Last week we wrote about how bi(OS) was hit with the load equivalent to two black Fridays on Thursday by tier-1 global retailers during Black Friday. While we are proud of our achievement, we don’t take our customers’ reliability for granted. Although, we do take a significantly different approach. Read on to learn why observability is a bi(OS) feature and not a product/company/magic-quadrant.

Build your own {Data|ML|DevOps|SecOps …} observability

Our SRE teams have worked with the best possible observability tools in the past – Splunk, Google StackDriver, Prometheus, Grafana, ELK, DataDog, etc.  When we looked for the best observability solution, it felt like the market provided feature-rich, impact-poor answers.  We asked why can’t bi(OS) observe itself?  We perfected capabilities that can deliver impact without breaking the bank.

Goals

When we embarked on this journey, we set three goals for ourselves:

  • Systems, Data, ML observability, should follow the same learning curve – we are a small, agile team and can’t afford to die by a thousand cuts…er tools.
  • Both push and pull modes of ingestion should be supported for various data sources in CSV and JSON formats.
  • The solution should be SRE-friendly and multi-cloud ready, given bi(OS) runs on GCP, AWS, and Azure.

The Solution 

We used Fluentbit as an SRE-friendly solution to record and forward various metrics from various bi(OS) components. Also, agentless instrumentation was performed via deeper instrumentation of the apps and APIs. All system metrics (e.g., CPU, memory, DB), application logs (e.g., Errors, INFO, Warnings), and data quality metrics were stored within bi(OS). The results were enlightening.

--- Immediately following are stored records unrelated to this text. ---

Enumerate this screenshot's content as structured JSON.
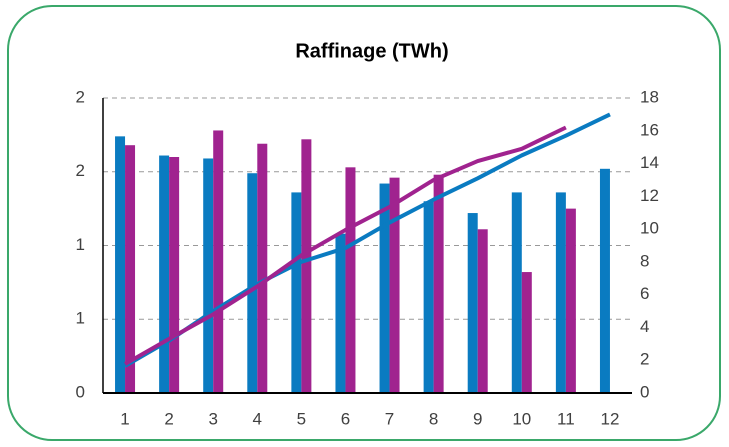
{
  "chart_data": {
    "type": "bar",
    "title": "Raffinage (TWh)",
    "categories": [
      "1",
      "2",
      "3",
      "4",
      "5",
      "6",
      "7",
      "8",
      "9",
      "10",
      "11",
      "12"
    ],
    "ylim": [
      0,
      2
    ],
    "yticks": [
      0,
      {
        "value": 0.5,
        "label": "1"
      },
      1,
      {
        "value": 1.5,
        "label": "2"
      },
      2
    ],
    "y2lim": [
      0,
      18
    ],
    "y2ticks": [
      0,
      2,
      4,
      6,
      8,
      10,
      12,
      14,
      16,
      18
    ],
    "grid": true,
    "series": [
      {
        "type": "bar",
        "color": "#0a7bc1",
        "values": [
          1.74,
          1.61,
          1.59,
          1.49,
          1.36,
          1.08,
          1.42,
          1.3,
          1.22,
          1.36,
          1.36,
          1.52
        ]
      },
      {
        "type": "bar",
        "color": "#a0238f",
        "values": [
          1.68,
          1.6,
          1.78,
          1.69,
          1.72,
          1.53,
          1.46,
          1.48,
          1.11,
          0.82,
          1.25,
          null
        ]
      },
      {
        "type": "line",
        "axis": "y2",
        "color": "#0a7bc1",
        "values": [
          1.65,
          3.2,
          5.0,
          6.65,
          8.0,
          8.85,
          10.4,
          11.8,
          13.1,
          14.5,
          15.7,
          17.0
        ]
      },
      {
        "type": "line",
        "axis": "y2",
        "color": "#a0238f",
        "values": [
          1.77,
          3.3,
          4.8,
          6.5,
          8.4,
          9.95,
          11.35,
          13.0,
          14.15,
          14.9,
          16.2,
          null
        ]
      }
    ]
  }
}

The key highlights of the solution were

  • The entire solution was implemented in a day for our primary cluster responsible for serving Tier-1 retailers.
  • We used the same solution for operational and systems metrics, while our customers used the same interface for keeping a tab on their own business.
  • The solution didn’t add more than 5% overhead on the existing cluster.

Conclusion

At Isima, observability isn’t a product/feature/tool that is bolted on; it’s built-in.  Being true to our Telco-grade promise to our customers, we don’t expect them to buy/integrate solutions to observe bi(OS).  bi(OS) has already been battle-tested for a pre-Black Friday 6x regular load with observability built-in.  Experience features such as Top-N, Cyclical Comparison, X and Y split-by, and Derived metrics with a swipe.